= Martingale difference sequence =

Sequence in probability theory

In probability theory, a martingale difference sequence (MDS) is related to the concept of the martingale. A stochastic series X is an MDS if its expectation with respect to the past is zero. Formally, consider an adapted sequence $\{X_t, \mathcal{F}_t\}_{-\infty}^{\infty}$ on a probability space $(\Omega, \mathcal{F}, \mathbb{P})$. $X_t$ is an MDS if it satisfies the following two conditions:

$\mathbb{E} \left|X_t\right| < \infty$, and

$\mathbb{E} \left[X_t | \mathcal{F}_{t-1}\right] = 0, a.s.$,

for all $t$. By construction, this implies that if $Y_t$ is a martingale, then $X_t=Y_t-Y_{t-1}$ will be an MDS—hence the name.

The MDS is an extremely useful construct in modern probability theory because it implies much milder restrictions on the memory of the sequence than independence, yet most limit theorems that hold for an independent sequence will also hold for an MDS.

A special case of MDS, denoted as {X_{t},$\mathcal{F}$_{t}}_{0}^{${\infty}$} is known as innovative sequence of S_{n}; where S_{n} and $\mathcal{F}_{t}$ are corresponding to random walk and filtration of the random processes $\{X_{t}\}_0^\infty$.
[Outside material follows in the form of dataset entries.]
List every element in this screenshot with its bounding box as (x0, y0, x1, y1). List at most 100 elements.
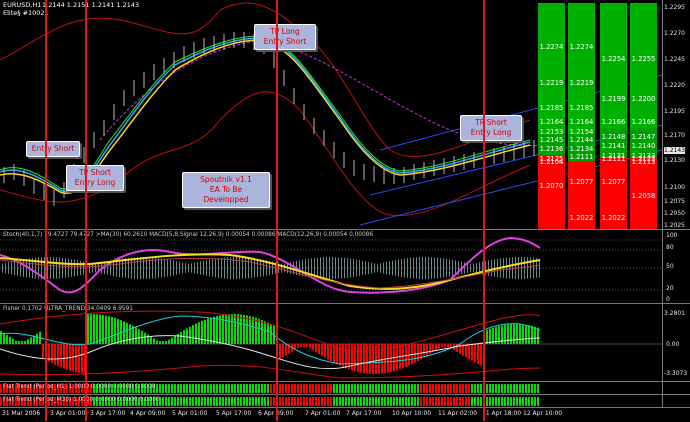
trend-cell (189, 384, 191, 393)
stoch-macd-pane[interactable]: Stoch(40,1,7) 79.4727 79.4727 >MA(30) 60… (0, 229, 662, 304)
macd-bar (257, 258, 258, 278)
tp-short-right-note: TP Short Entry Long (460, 115, 522, 141)
fisher-bar (336, 344, 338, 365)
fisher-bar (507, 324, 509, 344)
trend-cell (279, 397, 281, 406)
price-chart-pane[interactable]: EURUSD,H1 1.2144 1.2151 1.2141 1.2143 El… (0, 0, 662, 229)
level-value: 1.2147 (631, 133, 656, 141)
fisher-bar (435, 344, 437, 351)
fisher-bar (81, 344, 83, 374)
fisher-bar (528, 325, 530, 344)
trend-cell (255, 384, 257, 393)
fisher-bar (471, 344, 473, 361)
fisher-bar (306, 344, 308, 347)
trend-cell (402, 384, 404, 393)
macd-bar (425, 257, 426, 279)
date-tick: 5 Apr 17:00 (216, 410, 252, 417)
trend-cell (297, 384, 299, 393)
trend-cell (168, 397, 170, 406)
fisher-bar (234, 314, 236, 344)
trend-cell (507, 397, 509, 406)
trend-cell (315, 384, 317, 393)
trend-cell (309, 384, 311, 393)
fisher-bar (150, 336, 152, 344)
fisher-bar (423, 344, 425, 358)
trend-cell (159, 384, 161, 393)
macd-bar (260, 259, 261, 277)
macd-bar (326, 257, 327, 279)
fisher-bar (165, 341, 167, 344)
trend-cell (375, 384, 377, 393)
macd-bar (71, 259, 72, 277)
macd-bar (74, 259, 75, 277)
trend-cell (327, 397, 329, 406)
trend-cell (447, 384, 449, 393)
fisher-bar (252, 316, 254, 344)
trend-cell (417, 384, 419, 393)
macd-bar (359, 260, 360, 276)
fisher-bar (261, 319, 263, 344)
trend-cell (450, 384, 452, 393)
fisher-bar (426, 344, 428, 356)
trend-cell (198, 397, 200, 406)
macd-bar (380, 263, 381, 273)
trend-cell (303, 384, 305, 393)
date-tick: 7 Apr 01:00 (305, 410, 341, 417)
trend-cell (216, 397, 218, 406)
trend-cell (294, 397, 296, 406)
symbol-label: EURUSD,H1 (3, 1, 42, 9)
level-value: 1.2219 (569, 79, 594, 87)
fisher-bar (243, 314, 245, 344)
trend-cell (318, 397, 320, 406)
macd-bar (419, 257, 420, 279)
trend-cell (438, 397, 440, 406)
macd-bar (95, 263, 96, 273)
trend-cell (414, 384, 416, 393)
fisher-tick-top: 3.2801 (664, 310, 685, 317)
level-value: 1.2111 (569, 153, 594, 161)
trend-cell (231, 397, 233, 406)
macd-bar (410, 257, 411, 279)
stoch-axis: 100 80 50 20 0 (662, 229, 690, 304)
trend-cell (459, 384, 461, 393)
fisher-bar (324, 344, 326, 358)
trend-cell (474, 384, 476, 393)
trend-cell (345, 384, 347, 393)
macd-bar (341, 257, 342, 279)
flat-trend-h1-pane[interactable]: Flat Trend (Period_H1) 1.0000 0.0000 0.0… (0, 381, 662, 394)
flat-trend-m30-pane[interactable]: Flat Trend (Period_M30) 1.0000 0.0000 0.… (0, 394, 662, 407)
trend-cell (369, 384, 371, 393)
price-tick: 1.2130 (664, 157, 685, 164)
trend-cell (342, 397, 344, 406)
macd-bar (470, 263, 471, 273)
fisher-bar (378, 344, 380, 374)
trend-cell (384, 397, 386, 406)
fisher-bar (516, 324, 518, 344)
level-column: 1.2254 1.2199 1.2166 1.2148 1.2141 1.2131 1.21… (600, 3, 627, 229)
trend-cell (306, 384, 308, 393)
trend-cell (204, 397, 206, 406)
fisher-bar (51, 344, 53, 364)
macd-bar (350, 258, 351, 278)
fisher-bar (90, 314, 92, 344)
date-tick: 11 Apr 18:00 (482, 410, 522, 417)
macd-bar (398, 259, 399, 277)
fisher-bar (6, 334, 8, 344)
fisher-bar (3, 332, 5, 344)
trend-cell (324, 384, 326, 393)
trend-cell (534, 384, 536, 393)
trend-cell (441, 384, 443, 393)
level-value: 1.2219 (539, 79, 564, 87)
fisher-bar (138, 329, 140, 344)
fisher-bar (510, 324, 512, 344)
trend-cell (504, 384, 506, 393)
fisher-bar (57, 344, 59, 366)
trend-cell (393, 384, 395, 393)
macd-bar (389, 261, 390, 275)
trend-cell (288, 397, 290, 406)
fisher-pane[interactable]: Fisher 0.1702 ULTRA_TREND 34.0409 6.9591 (0, 303, 662, 381)
trend-cell (480, 384, 482, 393)
macd-bar (161, 258, 162, 278)
fisher-bar (60, 344, 62, 368)
macd-bar (242, 257, 243, 279)
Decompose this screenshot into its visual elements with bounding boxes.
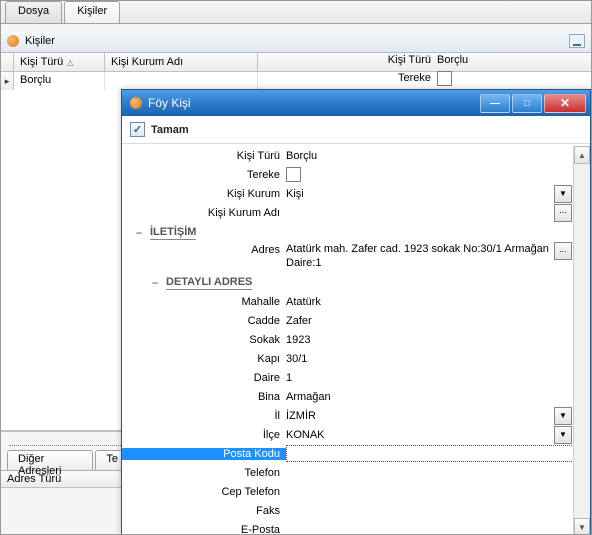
label-mahalle: Mahalle	[122, 296, 286, 308]
value-ilce[interactable]: KONAK	[286, 429, 552, 441]
il-dropdown-button[interactable]: ▼	[554, 407, 572, 425]
info-label-kisi-turu: Kişi Türü	[371, 54, 431, 66]
label-telefon: Telefon	[122, 467, 286, 479]
label-kisi-kurum-adi: Kişi Kurum Adı	[122, 207, 286, 219]
subtab-diger-adresleri[interactable]: Diğer Adresleri	[7, 450, 93, 470]
dialog-scrollbar[interactable]: ▲ ▼	[573, 146, 590, 535]
label-kapi: Kapı	[122, 353, 286, 365]
dialog-titlebar[interactable]: Föy Kişi — □ ✕	[122, 90, 590, 116]
label-posta-kodu: Posta Kodu	[122, 448, 286, 460]
label-kisi-kurum: Kişi Kurum	[122, 188, 286, 200]
collapse-icon: −	[150, 276, 160, 290]
foy-kisi-dialog: Föy Kişi — □ ✕ ✓ Tamam Kişi Türü Borçlu …	[121, 89, 591, 535]
scroll-up-button[interactable]: ▲	[574, 146, 590, 164]
tamam-label: Tamam	[151, 124, 189, 136]
group-iletisim-label: İLETİŞİM	[150, 226, 196, 240]
close-icon: ✕	[560, 96, 570, 110]
label-sokak: Sokak	[122, 334, 286, 346]
grid-row-indicator-header	[1, 53, 14, 71]
tab-kisiler-label: Kişiler	[77, 5, 107, 17]
label-bina: Bina	[122, 391, 286, 403]
subtab-te-label: Te	[106, 453, 118, 465]
value-bina[interactable]: Armağan	[286, 391, 331, 403]
scroll-down-button[interactable]: ▼	[574, 518, 590, 535]
group-detayli-adres[interactable]: −DETAYLI ADRES	[122, 272, 574, 292]
chevron-down-icon: ▼	[559, 411, 567, 420]
panel-icon	[7, 35, 19, 47]
label-ilce: İlçe	[122, 429, 286, 441]
value-cadde[interactable]: Zafer	[286, 315, 312, 327]
tab-dosya[interactable]: Dosya	[5, 1, 62, 23]
chevron-down-icon: ▼	[578, 523, 586, 532]
info-tereke-checkbox[interactable]	[437, 71, 452, 86]
info-value-kisi-turu: Borçlu	[437, 54, 468, 66]
row-current-indicator-icon: ▸	[1, 72, 14, 90]
group-iletisim[interactable]: −İLETİŞİM	[122, 222, 574, 242]
label-il: İl	[122, 410, 286, 422]
table-row[interactable]: ▸ Borçlu	[1, 72, 591, 90]
label-daire: Daire	[122, 372, 286, 384]
dialog-maximize-button[interactable]: □	[512, 94, 542, 113]
maximize-icon: □	[524, 98, 530, 109]
grid-col-kisi-turu-label: Kişi Türü	[20, 56, 63, 68]
subgrid-col-adres-turu[interactable]: Adres Türü	[1, 471, 131, 488]
value-mahalle[interactable]: Atatürk	[286, 296, 321, 308]
kisi-kurum-adi-lookup-button[interactable]: ⋯	[554, 204, 572, 222]
ellipsis-icon: ⋯	[559, 208, 567, 217]
dialog-close-button[interactable]: ✕	[544, 94, 586, 113]
minimize-icon: —	[490, 98, 500, 109]
value-sokak[interactable]: 1923	[286, 334, 310, 346]
dialog-minimize-button[interactable]: —	[480, 94, 510, 113]
value-kapi[interactable]: 30/1	[286, 353, 307, 365]
value-kisi-kurum[interactable]: Kişi	[286, 188, 552, 200]
chevron-down-icon: ▼	[559, 430, 567, 439]
ellipsis-icon: ⋯	[559, 247, 567, 256]
grid-col-kisi-turu[interactable]: Kişi Türü △	[14, 53, 105, 71]
tab-dosya-label: Dosya	[18, 5, 49, 17]
cell-kisi-kurum-adi	[105, 72, 258, 90]
label-faks: Faks	[122, 505, 286, 517]
value-daire[interactable]: 1	[286, 372, 292, 384]
panel-minimize-button[interactable]	[569, 34, 585, 48]
sort-indicator-icon: △	[67, 58, 73, 67]
label-kisi-turu: Kişi Türü	[122, 150, 286, 162]
dialog-icon	[130, 97, 142, 109]
posta-kodu-input[interactable]	[287, 446, 571, 461]
tamam-checkbox[interactable]: ✓	[130, 122, 145, 137]
chevron-up-icon: ▲	[578, 151, 586, 160]
label-cadde: Cadde	[122, 315, 286, 327]
tereke-checkbox[interactable]	[286, 167, 301, 182]
collapse-icon: −	[134, 226, 144, 240]
dialog-title: Föy Kişi	[148, 96, 191, 110]
label-cep-telefon: Cep Telefon	[122, 486, 286, 498]
subgrid-col-adres-turu-label: Adres Türü	[7, 473, 61, 485]
panel-title: Kişiler	[25, 35, 55, 47]
adres-lookup-button[interactable]: ⋯	[554, 242, 572, 260]
cell-kisi-turu: Borçlu	[14, 72, 105, 90]
tab-kisiler[interactable]: Kişiler	[64, 1, 120, 23]
label-eposta: E-Posta	[122, 524, 286, 535]
label-tereke: Tereke	[122, 169, 286, 181]
panel-header: Kişiler	[1, 30, 591, 53]
grid-col-kisi-kurum-adi-label: Kişi Kurum Adı	[111, 56, 183, 68]
value-il[interactable]: İZMİR	[286, 410, 552, 422]
grid-col-kisi-kurum-adi[interactable]: Kişi Kurum Adı	[105, 53, 258, 71]
value-adres[interactable]: Atatürk mah. Zafer cad. 1923 sokak No:30…	[286, 242, 552, 270]
chevron-down-icon: ▼	[559, 189, 567, 198]
splitter[interactable]	[9, 445, 123, 446]
label-adres: Adres	[122, 242, 286, 256]
ilce-dropdown-button[interactable]: ▼	[554, 426, 572, 444]
group-detayli-label: DETAYLI ADRES	[166, 276, 252, 290]
info-label-tereke: Tereke	[371, 72, 431, 84]
kisi-kurum-dropdown-button[interactable]: ▼	[554, 185, 572, 203]
value-kisi-turu[interactable]: Borçlu	[286, 150, 317, 162]
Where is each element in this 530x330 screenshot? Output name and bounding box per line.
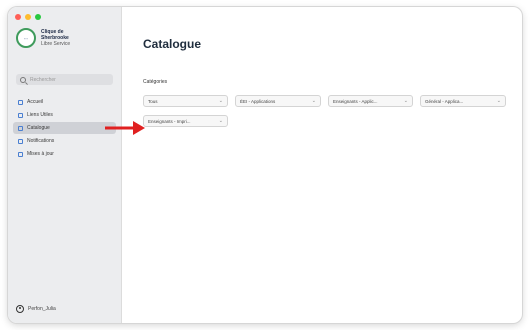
- sidebar-item-accueil[interactable]: Accueil: [13, 96, 116, 108]
- catalog-icon: [18, 125, 23, 131]
- sidebar-item-label: Mises à jour: [27, 151, 54, 157]
- chip-label: Enseignants - Applic...: [333, 98, 378, 104]
- brand: ··· Clique de Sherbrooke Libre Service: [16, 28, 70, 48]
- sidebar-nav: Accueil Liens Utiles Catalogue Notificat…: [13, 96, 116, 161]
- zoom-window-button[interactable]: [35, 14, 41, 20]
- brand-text: Clique de Sherbrooke Libre Service: [41, 29, 70, 47]
- category-chip-eei-applications[interactable]: ÉEI - Applications ⌄: [235, 95, 321, 107]
- user-profile[interactable]: Perfon_Julia: [16, 305, 56, 313]
- sidebar-item-catalogue[interactable]: Catalogue: [13, 122, 116, 134]
- clique-logo-icon: ···: [16, 28, 36, 48]
- chip-label: ÉEI - Applications: [240, 98, 276, 104]
- bell-icon: [18, 138, 23, 144]
- sidebar: ··· Clique de Sherbrooke Libre Service A…: [8, 7, 122, 323]
- brand-line-3: Libre Service: [41, 41, 71, 47]
- chip-label: Général - Applica...: [425, 98, 464, 104]
- chevron-icon: ⌄: [496, 98, 501, 104]
- sidebar-item-mises-a-jour[interactable]: Mises à jour: [13, 148, 116, 160]
- page-title: Catalogue: [143, 37, 202, 51]
- window-controls: [15, 14, 41, 20]
- chevron-icon: ⌄: [311, 98, 316, 104]
- sidebar-item-liens-utiles[interactable]: Liens Utiles: [13, 109, 116, 121]
- category-chip-enseignants-applications[interactable]: Enseignants - Applic... ⌄: [328, 95, 413, 107]
- app-window: ··· Clique de Sherbrooke Libre Service A…: [8, 7, 522, 323]
- update-icon: [18, 151, 23, 157]
- chip-label: Enseignants - Impri...: [148, 118, 191, 124]
- chevron-icon: ⌄: [218, 118, 223, 124]
- chevron-icon: ⌄: [218, 98, 223, 104]
- search-box[interactable]: [16, 74, 113, 85]
- user-name: Perfon_Julia: [28, 306, 56, 312]
- sidebar-item-label: Accueil: [27, 99, 44, 105]
- minimize-window-button[interactable]: [25, 14, 31, 20]
- categories-label: Catégories: [143, 79, 168, 85]
- avatar-icon: [16, 305, 24, 313]
- sidebar-item-label: Liens Utiles: [27, 112, 53, 118]
- close-window-button[interactable]: [15, 14, 21, 20]
- category-chip-enseignants-imprimantes[interactable]: Enseignants - Impri... ⌄: [143, 115, 228, 127]
- sidebar-item-label: Catalogue: [27, 125, 50, 131]
- home-icon: [18, 99, 23, 105]
- chip-label: Tous: [148, 98, 158, 104]
- main-content: Catalogue Catégories Tous ⌄ ÉEI - Applic…: [122, 7, 522, 323]
- search-input[interactable]: [30, 76, 110, 83]
- red-arrow-annotation: [105, 121, 145, 135]
- sidebar-item-notifications[interactable]: Notifications: [13, 135, 116, 147]
- category-chip-general-applications[interactable]: Général - Applica... ⌄: [420, 95, 506, 107]
- sidebar-item-label: Notifications: [27, 138, 55, 144]
- search-icon: [20, 76, 26, 83]
- chevron-icon: ⌄: [403, 98, 408, 104]
- category-chip-tous[interactable]: Tous ⌄: [143, 95, 228, 107]
- link-icon: [18, 112, 23, 118]
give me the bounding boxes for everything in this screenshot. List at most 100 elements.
In probability theory innovation series is used to emphasize the generality of Doob representation. In signal processing the innovation series is used to introduce Kalman filter. The main differences of innovation
terminologies are in the applications. The later application aims to introduce the nuance of samples to the model by random sampling.